Ainsi quand les scélérats exercent leur méchanceté parmi des gens qui les connaissent, ils ne gagnent rien à leurs machinations.



221


LE LOUP ET L’AGNEAU


Un loup, voyant un agneau qui buvait à une rivière, voulut alléguer un prétexte spécieux pour le dévorer. C’est pourquoi, bien qu’il fût lui-même en amont, il l’accusa de troubler l’eau et de l’empêcher de boire. L’agneau répondit qu’il ne buvait que du bout des lèvres, et que d’ailleurs, étant à l’aval, il ne pouvait troubler l’eau à l’amont. Le loup, ayant manqué son effet, reprit : « Mais l’an passé tu as insulté mon père. — Je n’étais pas même né à cette époque, » répondit l’agneau. Alors le loup reprit : « Quelle que soit ta facilité à te justifier, je ne t’en mangerai pas moins. »

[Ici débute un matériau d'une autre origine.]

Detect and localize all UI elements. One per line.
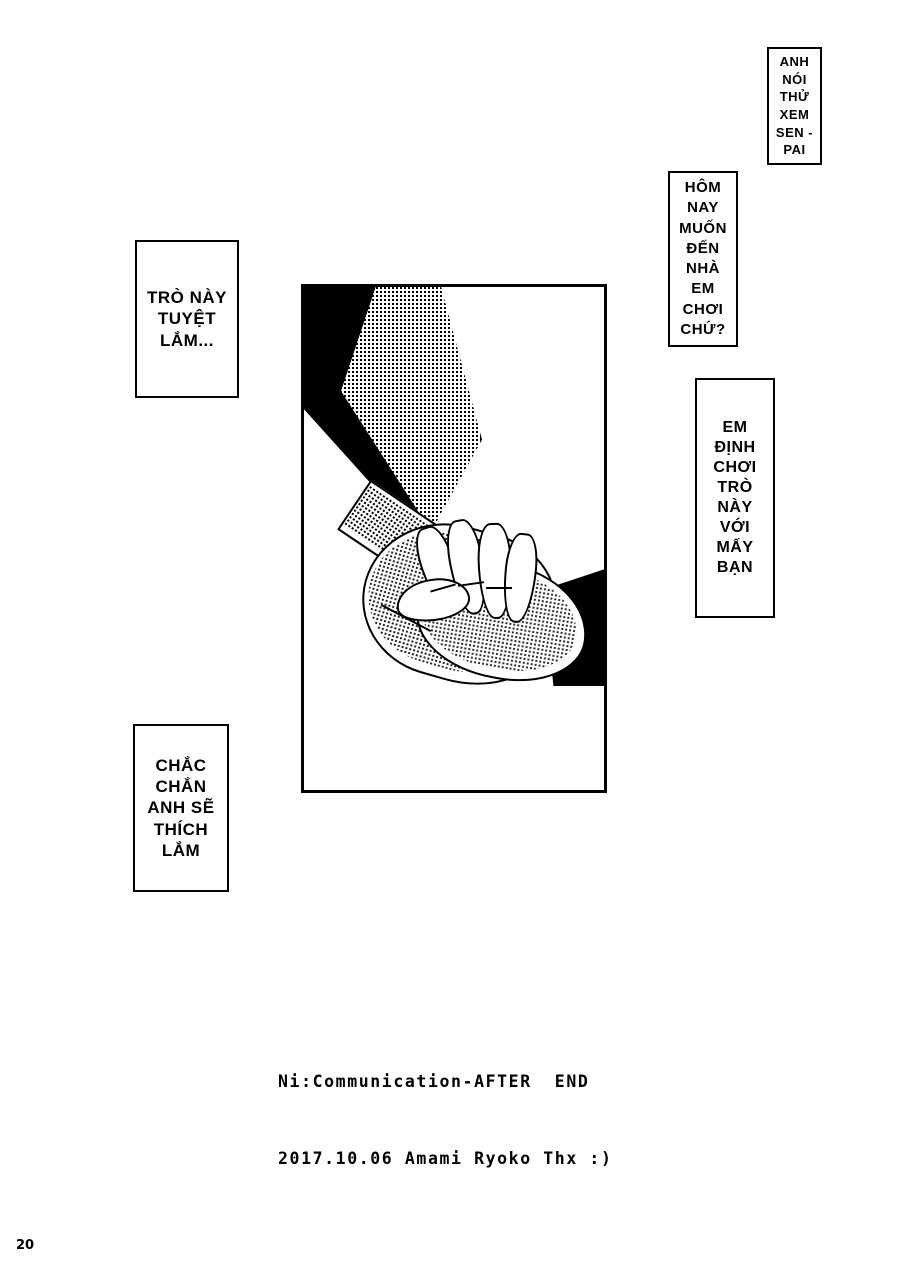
- credits-line-2: 2017.10.06 Amami Ryoko Thx :): [278, 1148, 613, 1168]
- speech-bubble-anh-text: ANH NÓI THỬ XEM SEN -PAI: [775, 54, 814, 158]
- sleeve-highlight-dot: [324, 473, 348, 500]
- speech-bubble-tro-text: TRÒ NÀY TUYỆT LẮM...: [147, 288, 227, 350]
- speech-bubble-em-text: EM ĐỊNH CHƠI TRÒ NÀY VỚI MẤY BẠN: [713, 419, 757, 576]
- speech-bubble-em: [695, 378, 775, 618]
- page-number: 20: [16, 1238, 35, 1253]
- manga-panel: [301, 284, 607, 793]
- speech-bubble-chac: [133, 724, 229, 892]
- speech-bubble-chac-text: CHẮC CHẮN ANH SẼ THÍCH LẮM: [147, 755, 215, 860]
- speech-bubble-hom: [668, 171, 738, 347]
- speech-bubble-hom-text: HÔM NAY MUỐN ĐẾN NHÀ EM CHƠI CHỨ?: [679, 179, 727, 338]
- speech-bubble-tro: [135, 240, 239, 398]
- sleeve-highlight-dot: [320, 447, 335, 463]
- knuckle-line: [486, 587, 512, 589]
- credits-line-1: Ni:Communication-AFTER END: [278, 1072, 590, 1092]
- credits-block: [278, 1018, 612, 1223]
- speech-bubble-anh: [767, 47, 822, 165]
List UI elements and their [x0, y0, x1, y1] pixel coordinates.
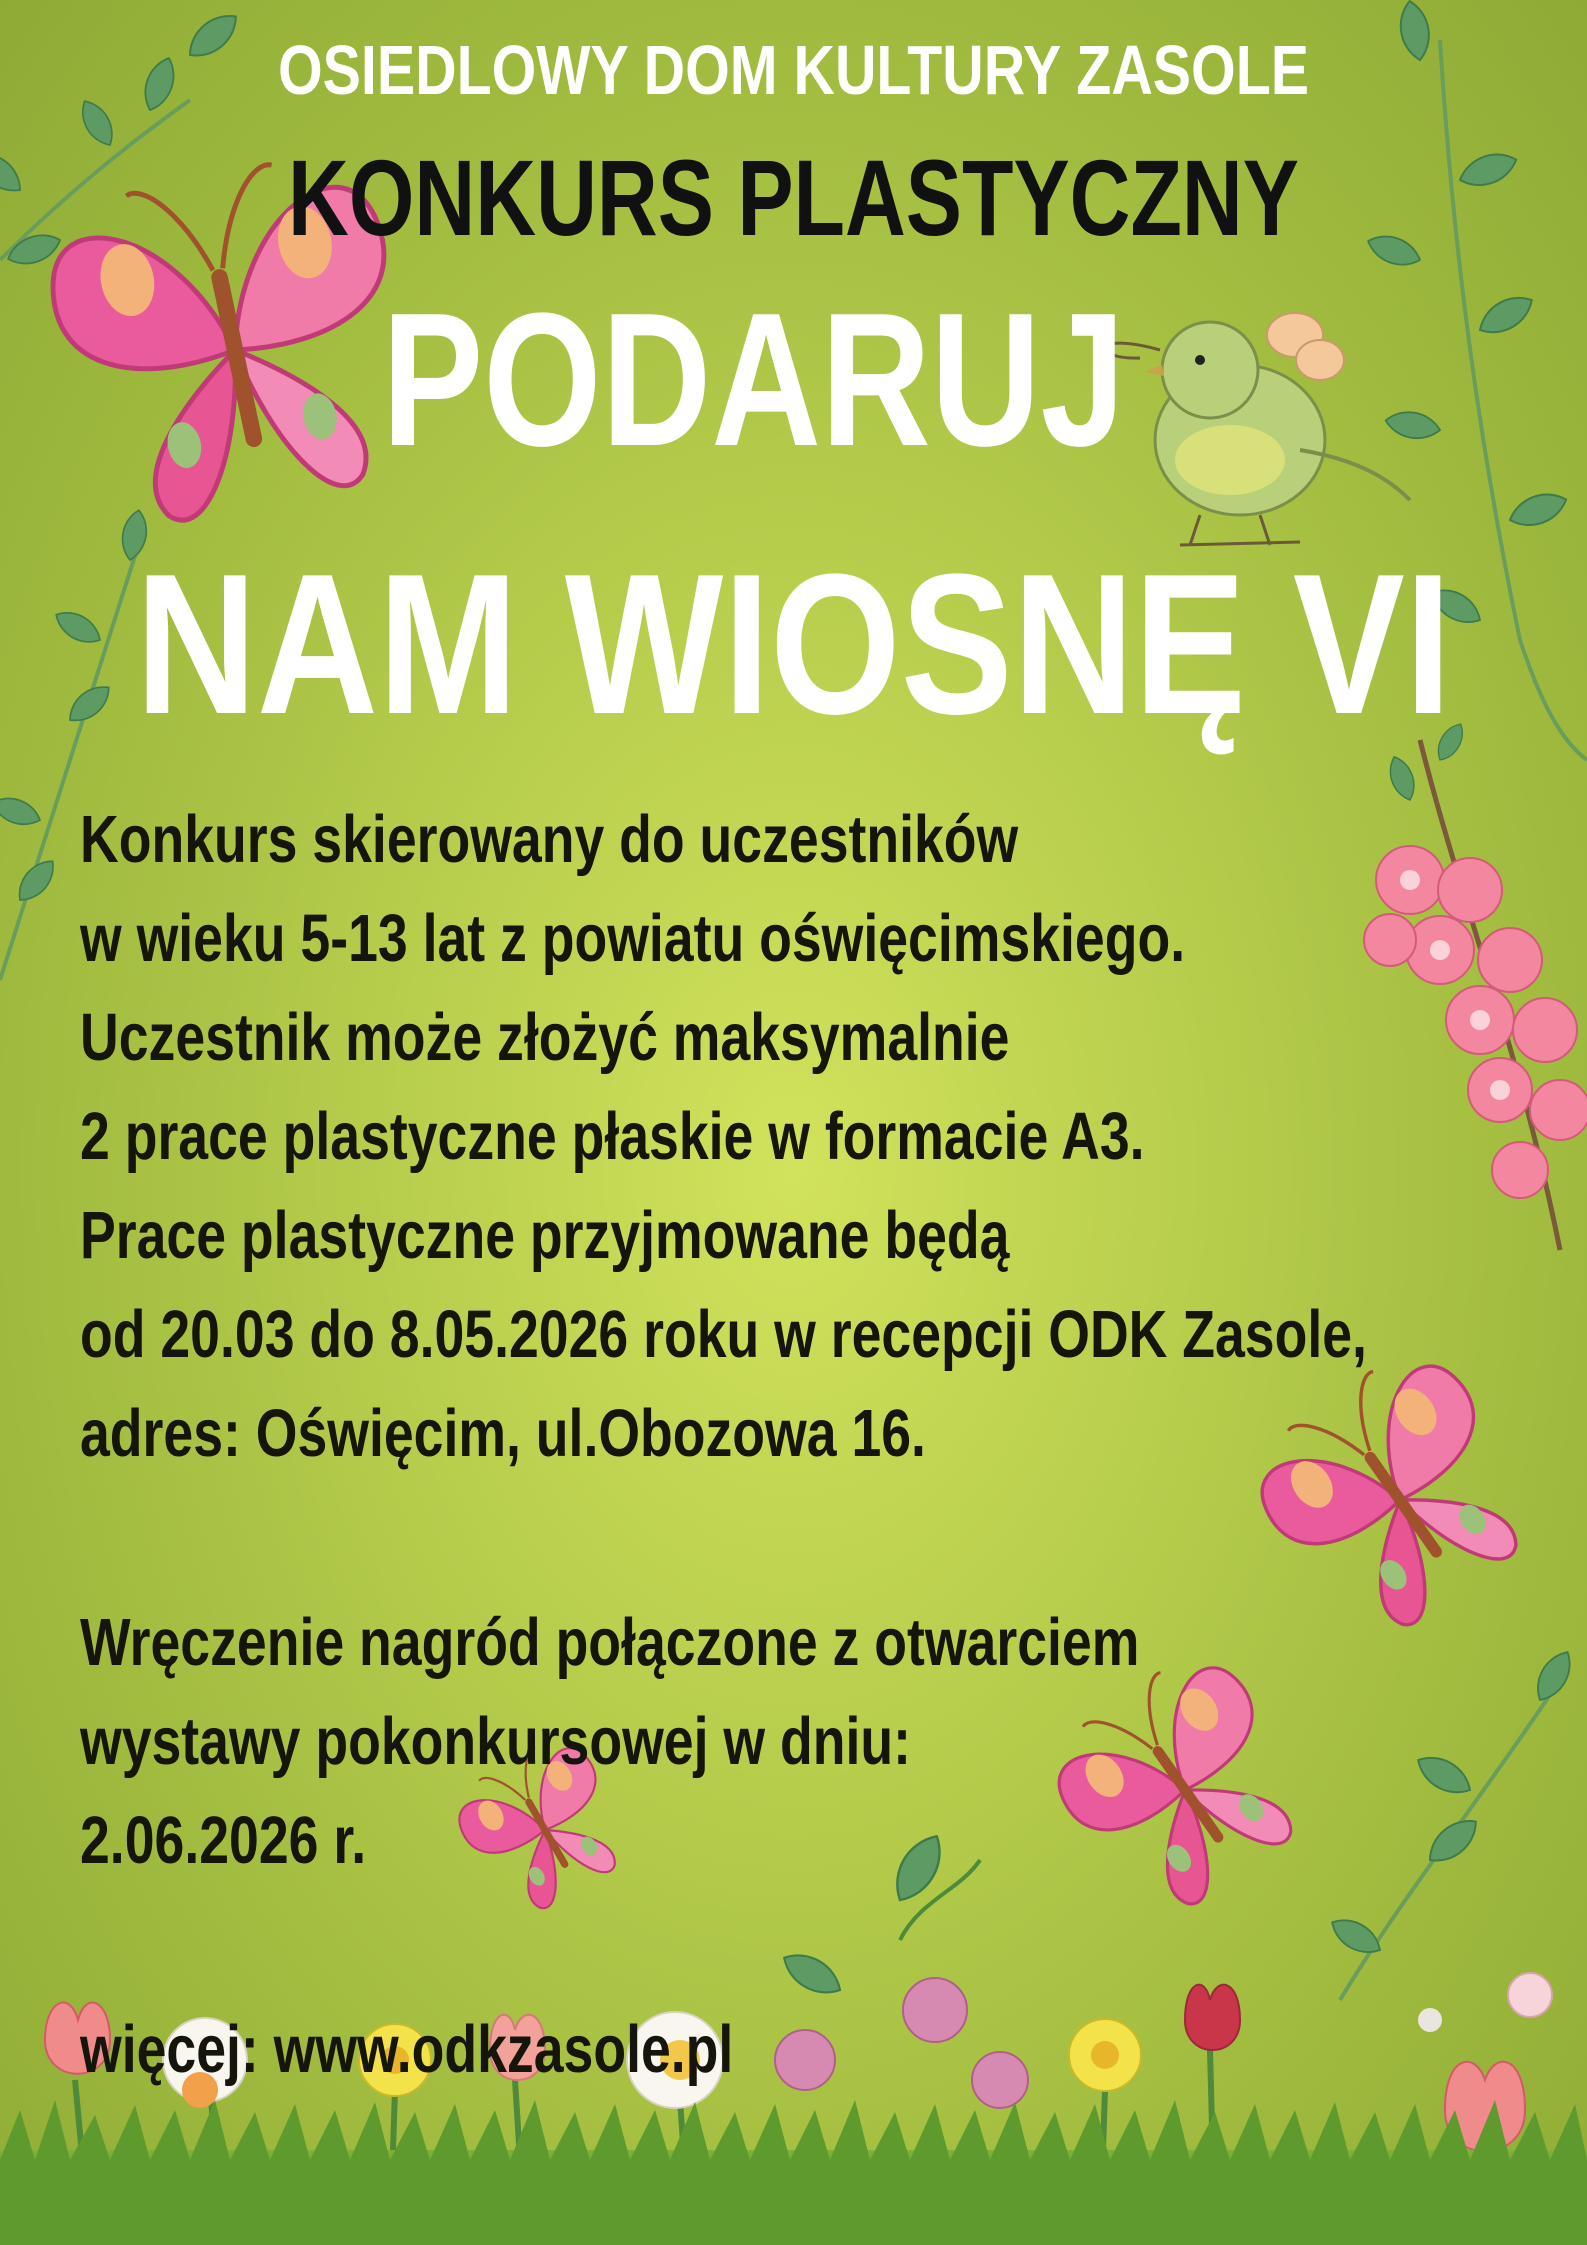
butterfly-icon	[1235, 1334, 1558, 1656]
awards-line: Wręczenie nagród połączone z otwarciem	[80, 1605, 1140, 1680]
title-line-2: NAM WIOSNĘ VI	[135, 533, 1452, 756]
contest-description	[80, 790, 1367, 2099]
description-line: Konkurs skierowany do uczestników	[80, 802, 1019, 877]
grass-icon	[0, 2100, 1587, 2245]
flower-icon	[1418, 1973, 1552, 2032]
title-line-1: PODARUJ	[381, 274, 1126, 486]
spacer	[80, 1483, 1264, 1593]
description-line: w wieku 5-13 lat z powiatu oświęcimskiego.	[80, 901, 1186, 976]
awards-date: 2.06.2026 r.	[80, 1803, 367, 1878]
flower-branch-icon	[1364, 719, 1587, 1250]
website-link[interactable]: więcej: www.odkzasole.pl	[80, 2012, 734, 2087]
organizer-name: OSIEDLOWY DOM KULTURY ZASOLE	[277, 31, 1310, 109]
description-line: adres: Oświęcim, ul.Obozowa 16.	[80, 1396, 926, 1471]
awards-line: wystawy pokonkursowej w dniu:	[80, 1704, 911, 1779]
description-line: od 20.03 do 8.05.2026 roku w recepcji ODK Zasole,	[80, 1297, 1367, 1372]
leaf-vine-icon	[1326, 1646, 1579, 2000]
description-line: 2 prace plastyczne płaskie w formacie A3.	[80, 1099, 1145, 1174]
contest-type: KONKURS PLASTYCZNY	[288, 137, 1299, 258]
spacer	[80, 1890, 1264, 2000]
description-line: Prace plastyczne przyjmowane będą	[80, 1198, 1010, 1273]
description-line: Uczestnik może złożyć maksymalnie	[80, 1000, 1010, 1075]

Cette fable montre qu’auprès des gens décidés à faire le mal la plus juste défense reste sans effet.



222


LE LOUP ET LE JEUNE AGNEAU RÉFUGIÉ DANS UN TEMPLE


Un loup poursuivait un jeune agneau. Celui-ci se réfugia dans un temple. Comme le loup l’appelait à lui et disait que le sacrificateur l’immolerait au dieu, s’il le trouvait là : « Eh bien ! répondit l’agneau, je préfère être victime du dieu que de périr par toi. »

Cette fable montre que, si l’on est réduit à mourir, il vaut mieux mourir avec honneur.